From the 2nd series Ordnance Survey map (c1888-1914), it is possible to see what complex watercourses usually existed around them – and how varied in size and design mill-building assemblages were.


Pictures of some of these mills — e.g. Castle Mill Weirs Mill , Botley Mill— preserve their memory. Otherwise names, elements of complex watercourses and a few buildings are what’s left now. Some private houses occupy mill sites or buildings: Holywell Ford; King’s Mill House; Osney Mill apartments.

Weirs Mill Stream, early April 2020

Revised to include maps of mill sites.

2 thoughts on “Mills and their legacies

  1. Hello Joanna
    Fascinating article. But you don’t do enough justice to the Wolvercote mill, where fine paper was made for many years to supply the university printer to print bibles and scholarly works. It also ground swords for the royalist army during the civil war. Very much an Oxford mill; not an outlier.
    Best wishes
    Tony Dale

    1. Thanks, yes. The post dates from early in my blogging career, when my posts were quite brief. I do know about the university printing — and Jackson’s Oxford Journal before that, and you’re right, this makes it functionally very much an Oxford mill.

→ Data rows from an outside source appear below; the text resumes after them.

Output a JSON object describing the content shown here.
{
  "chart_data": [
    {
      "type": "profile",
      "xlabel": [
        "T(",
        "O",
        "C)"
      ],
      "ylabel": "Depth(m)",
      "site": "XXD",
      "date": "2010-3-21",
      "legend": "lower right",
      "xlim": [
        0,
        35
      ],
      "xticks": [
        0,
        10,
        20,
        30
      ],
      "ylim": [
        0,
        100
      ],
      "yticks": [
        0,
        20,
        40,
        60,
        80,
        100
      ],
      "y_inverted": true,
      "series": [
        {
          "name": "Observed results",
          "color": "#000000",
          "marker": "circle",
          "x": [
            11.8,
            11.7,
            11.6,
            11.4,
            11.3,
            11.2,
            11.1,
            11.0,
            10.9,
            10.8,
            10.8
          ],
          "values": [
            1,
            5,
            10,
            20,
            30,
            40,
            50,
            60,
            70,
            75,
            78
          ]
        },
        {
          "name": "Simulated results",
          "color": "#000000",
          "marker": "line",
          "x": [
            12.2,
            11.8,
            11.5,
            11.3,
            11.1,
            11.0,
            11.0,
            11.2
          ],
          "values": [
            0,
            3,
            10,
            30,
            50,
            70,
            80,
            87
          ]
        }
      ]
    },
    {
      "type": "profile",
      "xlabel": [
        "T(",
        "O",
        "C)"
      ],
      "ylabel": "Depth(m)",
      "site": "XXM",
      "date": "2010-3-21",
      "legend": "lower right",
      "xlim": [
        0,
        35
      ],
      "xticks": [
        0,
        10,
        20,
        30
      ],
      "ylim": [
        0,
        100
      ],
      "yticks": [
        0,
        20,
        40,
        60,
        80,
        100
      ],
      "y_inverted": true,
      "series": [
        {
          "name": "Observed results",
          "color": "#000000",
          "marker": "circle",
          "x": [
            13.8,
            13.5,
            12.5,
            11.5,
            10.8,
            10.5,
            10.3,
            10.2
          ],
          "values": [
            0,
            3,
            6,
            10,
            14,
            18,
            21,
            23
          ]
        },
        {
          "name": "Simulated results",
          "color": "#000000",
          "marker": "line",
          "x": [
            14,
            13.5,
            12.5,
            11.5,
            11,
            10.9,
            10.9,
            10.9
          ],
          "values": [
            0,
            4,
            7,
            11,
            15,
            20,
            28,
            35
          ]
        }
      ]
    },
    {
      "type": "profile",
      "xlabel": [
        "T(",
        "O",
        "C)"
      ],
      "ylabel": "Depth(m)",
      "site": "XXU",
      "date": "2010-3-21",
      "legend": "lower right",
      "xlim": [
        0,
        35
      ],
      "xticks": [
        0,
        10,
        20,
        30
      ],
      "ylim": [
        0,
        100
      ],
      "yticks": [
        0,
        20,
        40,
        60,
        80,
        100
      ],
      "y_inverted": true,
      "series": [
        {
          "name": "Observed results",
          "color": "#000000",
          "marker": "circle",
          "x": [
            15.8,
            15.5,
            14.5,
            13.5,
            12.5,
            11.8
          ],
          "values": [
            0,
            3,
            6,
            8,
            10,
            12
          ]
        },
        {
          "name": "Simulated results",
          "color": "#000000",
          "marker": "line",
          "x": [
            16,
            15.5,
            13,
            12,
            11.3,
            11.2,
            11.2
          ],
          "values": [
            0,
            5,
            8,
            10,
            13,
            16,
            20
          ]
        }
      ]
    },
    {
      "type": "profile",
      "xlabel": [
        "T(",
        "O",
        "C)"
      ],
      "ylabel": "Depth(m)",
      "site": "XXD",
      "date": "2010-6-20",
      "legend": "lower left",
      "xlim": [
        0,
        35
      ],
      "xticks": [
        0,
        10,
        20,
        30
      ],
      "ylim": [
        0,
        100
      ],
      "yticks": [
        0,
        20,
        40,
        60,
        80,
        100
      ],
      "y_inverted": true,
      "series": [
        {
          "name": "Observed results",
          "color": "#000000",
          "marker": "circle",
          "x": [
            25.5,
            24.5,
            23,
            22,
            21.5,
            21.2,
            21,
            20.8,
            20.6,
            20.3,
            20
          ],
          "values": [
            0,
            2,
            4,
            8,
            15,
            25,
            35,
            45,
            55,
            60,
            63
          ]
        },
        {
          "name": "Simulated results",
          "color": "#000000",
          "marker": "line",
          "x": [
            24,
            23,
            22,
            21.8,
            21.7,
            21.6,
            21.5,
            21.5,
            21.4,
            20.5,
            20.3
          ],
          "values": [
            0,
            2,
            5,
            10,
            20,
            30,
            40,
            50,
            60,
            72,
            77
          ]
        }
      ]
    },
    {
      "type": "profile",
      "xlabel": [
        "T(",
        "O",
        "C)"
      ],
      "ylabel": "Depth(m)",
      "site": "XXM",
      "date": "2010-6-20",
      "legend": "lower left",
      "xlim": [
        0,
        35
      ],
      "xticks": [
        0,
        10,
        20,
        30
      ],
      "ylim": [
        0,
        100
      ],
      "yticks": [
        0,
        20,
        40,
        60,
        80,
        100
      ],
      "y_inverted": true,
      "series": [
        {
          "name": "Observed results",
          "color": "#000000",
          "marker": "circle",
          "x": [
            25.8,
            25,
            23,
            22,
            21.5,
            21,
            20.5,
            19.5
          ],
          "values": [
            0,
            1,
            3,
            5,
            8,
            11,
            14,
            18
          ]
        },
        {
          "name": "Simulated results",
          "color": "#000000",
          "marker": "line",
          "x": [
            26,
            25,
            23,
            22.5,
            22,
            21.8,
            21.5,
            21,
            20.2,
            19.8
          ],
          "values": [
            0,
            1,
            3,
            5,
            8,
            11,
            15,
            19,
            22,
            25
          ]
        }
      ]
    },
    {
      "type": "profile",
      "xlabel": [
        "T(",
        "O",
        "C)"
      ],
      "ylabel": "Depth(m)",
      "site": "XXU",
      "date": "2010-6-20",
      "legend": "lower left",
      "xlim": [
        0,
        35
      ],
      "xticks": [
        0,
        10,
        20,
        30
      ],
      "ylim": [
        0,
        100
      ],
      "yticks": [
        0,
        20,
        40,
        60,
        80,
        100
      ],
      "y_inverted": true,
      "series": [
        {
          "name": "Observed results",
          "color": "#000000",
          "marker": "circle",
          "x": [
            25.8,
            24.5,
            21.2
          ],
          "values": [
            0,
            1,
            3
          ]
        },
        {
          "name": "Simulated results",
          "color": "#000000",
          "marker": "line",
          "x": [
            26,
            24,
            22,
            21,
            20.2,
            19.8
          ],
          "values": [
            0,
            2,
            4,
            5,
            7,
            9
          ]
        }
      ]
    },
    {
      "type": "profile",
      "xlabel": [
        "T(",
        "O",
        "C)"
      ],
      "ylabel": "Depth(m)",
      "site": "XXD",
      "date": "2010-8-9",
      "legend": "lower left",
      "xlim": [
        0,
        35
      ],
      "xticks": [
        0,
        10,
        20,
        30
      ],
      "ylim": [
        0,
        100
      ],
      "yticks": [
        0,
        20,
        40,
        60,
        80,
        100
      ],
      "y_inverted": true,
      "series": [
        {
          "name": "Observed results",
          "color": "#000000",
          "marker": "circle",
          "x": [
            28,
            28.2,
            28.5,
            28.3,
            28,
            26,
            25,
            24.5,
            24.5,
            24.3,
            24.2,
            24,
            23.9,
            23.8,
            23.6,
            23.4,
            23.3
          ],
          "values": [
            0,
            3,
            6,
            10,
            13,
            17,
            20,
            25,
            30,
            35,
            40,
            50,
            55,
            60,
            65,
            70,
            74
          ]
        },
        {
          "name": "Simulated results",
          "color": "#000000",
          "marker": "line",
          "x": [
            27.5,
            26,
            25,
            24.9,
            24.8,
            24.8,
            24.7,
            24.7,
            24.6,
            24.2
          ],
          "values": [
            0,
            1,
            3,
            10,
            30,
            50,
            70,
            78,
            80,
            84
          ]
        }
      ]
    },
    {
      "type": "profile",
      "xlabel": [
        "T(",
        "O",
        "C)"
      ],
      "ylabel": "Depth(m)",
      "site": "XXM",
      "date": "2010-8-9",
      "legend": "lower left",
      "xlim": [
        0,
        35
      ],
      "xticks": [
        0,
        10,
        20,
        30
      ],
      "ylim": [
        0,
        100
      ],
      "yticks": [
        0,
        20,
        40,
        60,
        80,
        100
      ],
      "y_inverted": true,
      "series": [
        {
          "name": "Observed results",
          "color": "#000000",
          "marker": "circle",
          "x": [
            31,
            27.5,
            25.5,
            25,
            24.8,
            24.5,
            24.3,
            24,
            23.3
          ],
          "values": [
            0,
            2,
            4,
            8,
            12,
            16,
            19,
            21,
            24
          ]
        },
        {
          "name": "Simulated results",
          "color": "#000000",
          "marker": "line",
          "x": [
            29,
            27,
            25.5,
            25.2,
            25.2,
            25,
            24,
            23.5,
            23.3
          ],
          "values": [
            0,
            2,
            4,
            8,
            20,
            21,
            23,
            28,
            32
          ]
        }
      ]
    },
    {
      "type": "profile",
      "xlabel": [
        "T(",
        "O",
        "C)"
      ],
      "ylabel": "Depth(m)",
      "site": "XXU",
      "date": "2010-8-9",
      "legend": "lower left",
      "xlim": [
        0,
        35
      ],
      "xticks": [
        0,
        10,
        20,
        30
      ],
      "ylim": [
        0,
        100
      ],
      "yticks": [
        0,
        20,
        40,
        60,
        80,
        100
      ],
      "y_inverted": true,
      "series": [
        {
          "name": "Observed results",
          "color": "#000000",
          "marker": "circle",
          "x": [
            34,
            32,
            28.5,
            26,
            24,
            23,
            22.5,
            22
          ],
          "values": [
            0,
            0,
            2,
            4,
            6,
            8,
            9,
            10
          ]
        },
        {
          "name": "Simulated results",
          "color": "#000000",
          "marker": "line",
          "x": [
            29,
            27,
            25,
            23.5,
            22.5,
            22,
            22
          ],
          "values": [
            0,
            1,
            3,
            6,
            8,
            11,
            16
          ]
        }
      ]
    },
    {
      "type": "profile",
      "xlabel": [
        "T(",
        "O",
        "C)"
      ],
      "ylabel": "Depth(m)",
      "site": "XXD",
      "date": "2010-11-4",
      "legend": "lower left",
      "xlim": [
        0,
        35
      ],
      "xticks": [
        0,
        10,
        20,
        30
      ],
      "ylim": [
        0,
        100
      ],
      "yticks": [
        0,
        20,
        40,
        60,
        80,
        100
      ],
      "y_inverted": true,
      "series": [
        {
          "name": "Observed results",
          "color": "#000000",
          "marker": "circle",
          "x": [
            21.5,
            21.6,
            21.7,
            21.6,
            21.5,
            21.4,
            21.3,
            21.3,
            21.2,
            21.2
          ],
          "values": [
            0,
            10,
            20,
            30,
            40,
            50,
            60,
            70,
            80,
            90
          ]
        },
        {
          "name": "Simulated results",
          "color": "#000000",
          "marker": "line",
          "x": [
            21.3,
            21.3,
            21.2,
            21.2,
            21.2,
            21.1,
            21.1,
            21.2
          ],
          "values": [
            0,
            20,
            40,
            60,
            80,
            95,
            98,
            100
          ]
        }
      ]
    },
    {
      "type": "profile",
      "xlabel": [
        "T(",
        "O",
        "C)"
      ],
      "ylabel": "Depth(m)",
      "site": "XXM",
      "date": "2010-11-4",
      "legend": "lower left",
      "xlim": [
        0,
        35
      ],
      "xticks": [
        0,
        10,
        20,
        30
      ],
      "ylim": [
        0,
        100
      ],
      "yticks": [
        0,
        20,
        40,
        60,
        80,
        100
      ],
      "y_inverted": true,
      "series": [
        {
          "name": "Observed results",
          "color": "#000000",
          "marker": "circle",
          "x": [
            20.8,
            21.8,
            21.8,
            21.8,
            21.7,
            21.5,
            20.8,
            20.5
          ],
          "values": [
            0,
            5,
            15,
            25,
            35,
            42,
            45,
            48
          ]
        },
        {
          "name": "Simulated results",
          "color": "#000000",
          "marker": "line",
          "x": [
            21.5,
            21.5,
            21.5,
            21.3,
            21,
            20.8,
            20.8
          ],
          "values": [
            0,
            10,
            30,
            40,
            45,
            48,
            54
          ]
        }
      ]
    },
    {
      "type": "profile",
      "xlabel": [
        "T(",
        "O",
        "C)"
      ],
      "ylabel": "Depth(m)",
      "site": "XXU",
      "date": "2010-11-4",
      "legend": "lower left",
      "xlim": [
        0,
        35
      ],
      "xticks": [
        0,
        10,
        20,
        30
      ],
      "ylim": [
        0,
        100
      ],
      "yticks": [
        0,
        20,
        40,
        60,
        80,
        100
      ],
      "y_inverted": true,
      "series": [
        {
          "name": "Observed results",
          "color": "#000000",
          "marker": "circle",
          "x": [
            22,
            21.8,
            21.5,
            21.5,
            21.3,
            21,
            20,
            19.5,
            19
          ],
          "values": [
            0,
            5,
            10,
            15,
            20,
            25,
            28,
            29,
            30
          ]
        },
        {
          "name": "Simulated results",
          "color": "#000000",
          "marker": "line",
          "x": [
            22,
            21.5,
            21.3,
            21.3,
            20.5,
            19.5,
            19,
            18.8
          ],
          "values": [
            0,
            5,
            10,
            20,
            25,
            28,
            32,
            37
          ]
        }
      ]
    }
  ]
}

Probably better water up there — the miller who ran mills at South Hinksey and the Weirs complained in the late nineteenth century that the water was so polluted after passing through Oxford that he couldn’t make white paper but only cardboard.. The ‘outlying’ partly reflects my South Oxford perspective. I don’t know about the swords, though — I knew Osney mill made weaponry. But could the royalists rely on (dare I say it) an outlying mill to supply their swords?